Nordic consumers are in general digitally mature, and their restaurant chains are embracing technology as an antidote to worsening macroeconomic conditions.
While the Point-of-Sale (POS) systems have been busy battling each other with incomplete “full-service solutions,” there is one vendor that has almost made them redundant in the meantime.
Future Ordering, known for working with innovative chain Max Burgers, is now onboarding several brands onto its platform with the promise of not being a POS.
We caught up with Andreas Stormvinge, running Future Ordering to dig deeper.
By not falling into the trap of believing that we can be the best at everything, we can concentrate our efforts and be the best at something. In our case, we focus all our energy on creating the highest-performing digital ordering channels on the market, providing the means for integration to anyone that complements us. And, at the same time, we extend to others, like the existing POS systems.
“It is not what you can add – it is what you can remove.”
This strategy now pays off when brands like Burger King, Bastard Burgers, Bores, and Mister York join the ranks of Sushi Yama, Max Burgers, Egon, and Circle K in their choice of a digital ordering platform.
“Today’s focus is to onboard the fast food and fast casual chains in the Nordics–and make our customers resilient and efficient. We are making progress as you can tell.”
Future Ordering has been around for quite some time. We were just getting started when Corona hit the world. During the pandemic, we dedicated our resources to assisting existing customers. It was hard turning down prestigious global brands with thousands of stores, but it was our way of repaying the trust of our first customers.

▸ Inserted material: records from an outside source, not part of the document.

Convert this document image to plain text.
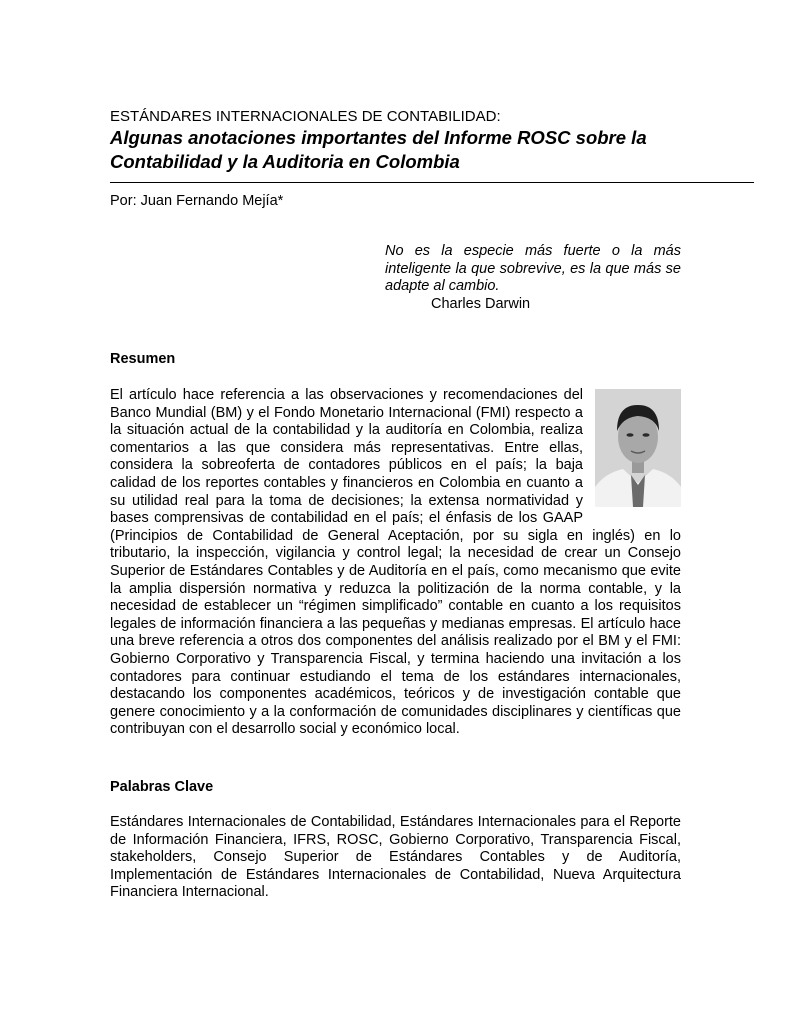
ESTÁNDARES INTERNACIONALES DE CONTABILIDAD:
Algunas anotaciones importantes del Informe ROSC sobre la Contabilidad y la Auditoria en Colombia
Por: Juan Fernando Mejía*
No es la especie más fuerte o la más inteligente la que sobrevive, es la que más se adapte al cambio.
Charles Darwin
Resumen
El artículo hace referencia a las observaciones y recomendaciones del Banco Mundial (BM) y el Fondo Monetario Internacional (FMI) respecto a la situación actual de la contabilidad y la auditoría en Colombia, realiza comentarios a las que considera más representativas. Entre ellas, considera la sobreoferta de contadores públicos en el país; la baja calidad de los reportes contables y financieros en Colombia en cuanto a su utilidad real para la toma de decisiones; la extensa normatividad y bases comprensivas de contabilidad en el país; el énfasis de los GAAP (Principios de Contabilidad de General Aceptación, por su sigla en inglés) en lo tributario, la inspección, vigilancia y control legal; la necesidad de crear un Consejo Superior de Estándares Contables y de Auditoría en el país, como mecanismo que evite la amplia dispersión normativa y reduzca la politización de la norma contable, y la necesidad de establecer un “régimen simplificado” contable en cuanto a los requisitos legales de información financiera a las pequeñas y medianas empresas. El artículo hace una breve referencia a otros dos componentes del análisis realizado por el BM y el FMI: Gobierno Corporativo y Transparencia Fiscal, y termina haciendo una invitación a los contadores para continuar estudiando el tema de los estándares internacionales, destacando los componentes académicos, teóricos y de investigación contable que genere conocimiento y a la conformación de comunidades disciplinares y científicas que contribuyan con el desarrollo social y económico local.
Palabras Clave
Estándares Internacionales de Contabilidad, Estándares Internacionales para el Reporte de Información Financiera, IFRS, ROSC, Gobierno Corporativo, Transparencia Fiscal, stakeholders, Consejo Superior de Estándares Contables y de Auditoría, Implementación de Estándares Internacionales de Contabilidad, Nueva Arquitectura Financiera Internacional.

During Corona, low-touch digital ordering apps boomed. For Future Ordering, it was bittersweet running a marathon among sprinters. Still, in retrospect, the industry was trained in how not to do it and when the world re-opened for enterprise technology, we were ready.
Being in conversations on a global scale, we can foresee dark clouds on the horizon. Normalization in tech valuations combined with reduced access to capital will result in a bloodbath. Consolidation has started and you are either in the conversations or driving them. There are too powerful forces in motion–it would be naive to believe you can make it on your own. Inactivity will inevitably result in irrelevance.
Restaurants today are forced to turn into IT companies just to compete, and it has affected restaurant operations ina negative way. By uniting the value chain, we will provide the means for orchestration, automation, and differentiation–all at the same time.
The platforms will level the playing field. Smart brands understand that they will once again compete with their product, loyalty, communication, availability, and operational excellence. Powered by data obviously. That’s hospitality 2.0.